The battle against gay human beings and gay marriage also permits churches to deflect attention from the ugly role they have played in bringing the nation to the socioeconomic crises it now faces at the end of the Bush administration. By targeting gays, the churches are “insisting on their own propriety” after that propriety has been radically called into question by their complicity in all that has taken place in the Bush administration for the past eight years:

To my knowledge, the churches have not accepted responsibility for the Bush catastrophe. Having claimed, in some cases, that Bush was divinely inspired and his election was the will of God, they have failed to explain why the last eight years have been so catastrophic for America. Now I think evangelicals are falling back on issues that have been reliable for them in the past.

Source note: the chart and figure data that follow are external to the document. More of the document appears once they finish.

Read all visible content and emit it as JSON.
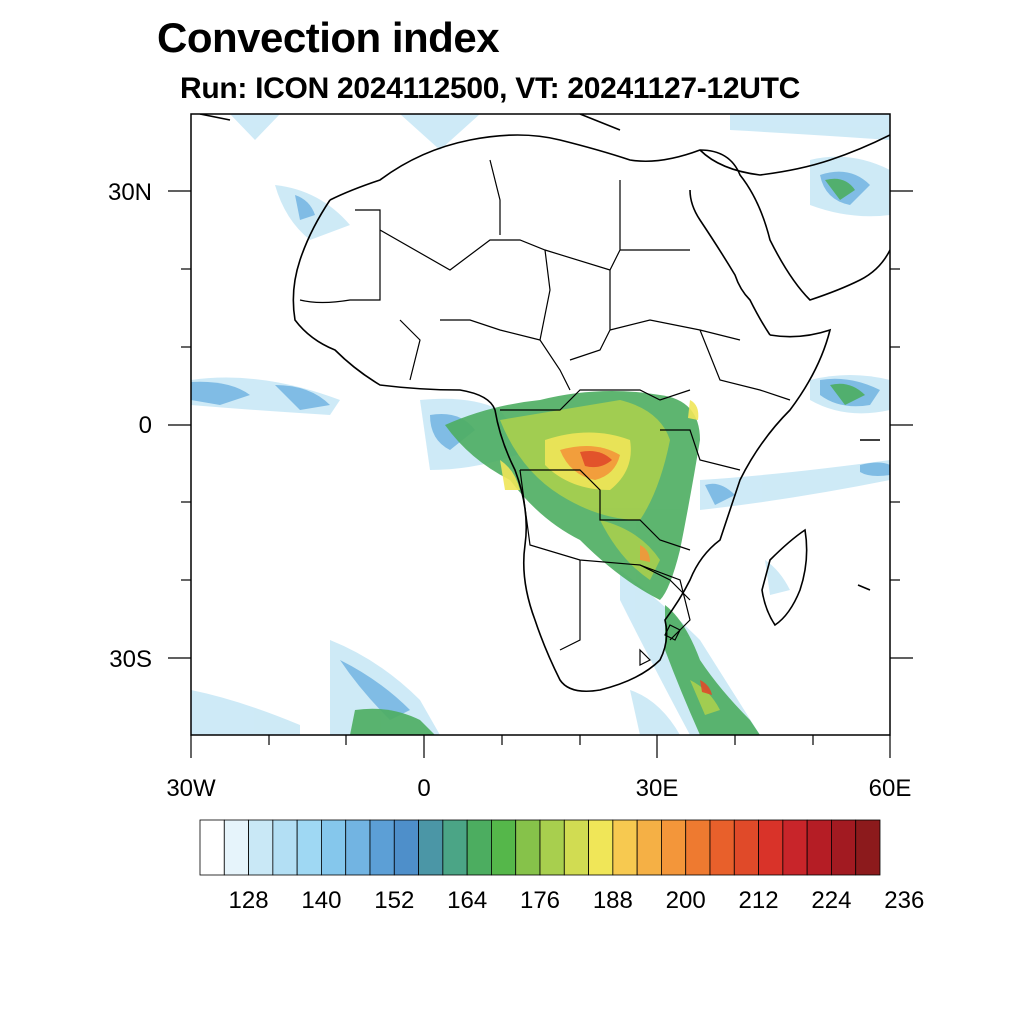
{
  "title": "Convection index",
  "subtitle": "Run: ICON 2024112500,  VT: 20241127-12UTC",
  "map": {
    "lat_labels": [
      "30N",
      "0",
      "30S"
    ],
    "lon_labels": [
      "30W",
      "0",
      "30E",
      "60E"
    ],
    "extent": {
      "lon": [
        -30,
        60
      ],
      "lat": [
        -40,
        40
      ]
    }
  },
  "colorbar": {
    "labels": [
      "128",
      "140",
      "152",
      "164",
      "176",
      "188",
      "200",
      "212",
      "224",
      "236"
    ],
    "colors": [
      "#ffffff",
      "#e6f4fb",
      "#c9e8f6",
      "#b3dff4",
      "#9fd8f3",
      "#85c7ec",
      "#72b4e2",
      "#5c9fd6",
      "#4e8fca",
      "#4b96a6",
      "#4ba586",
      "#4cad60",
      "#55b74a",
      "#86c24a",
      "#a8cf4e",
      "#d1dc52",
      "#f0e658",
      "#f7c950",
      "#f5b045",
      "#f3963a",
      "#ee7a30",
      "#e8602b",
      "#e04a29",
      "#d93329",
      "#c8252a",
      "#b51d25",
      "#a21a21",
      "#8c1a1c"
    ]
  }
}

Hope? Rodriguez sees hope in the continuing emergence of women to full personhood within faith communities and cultures around the world. In his view, the “revolution” in consciousness that will lead to the full acceptance of LGBT human beings “will come not from the male church but from how women treat their children, and whether or not women are willing to reject their children.”

Which implies, I think, that the male church must stop acting like a father intent on punishing errant children and more like a mother concerned to embrace them, if the church expects us to take its claims seriously. Mother Church cannot effectively proclaim its gospel message of God’s salvific love for all when it continues to act in ways that directly counter that message, as it fights to maintain male dominance in the name of God.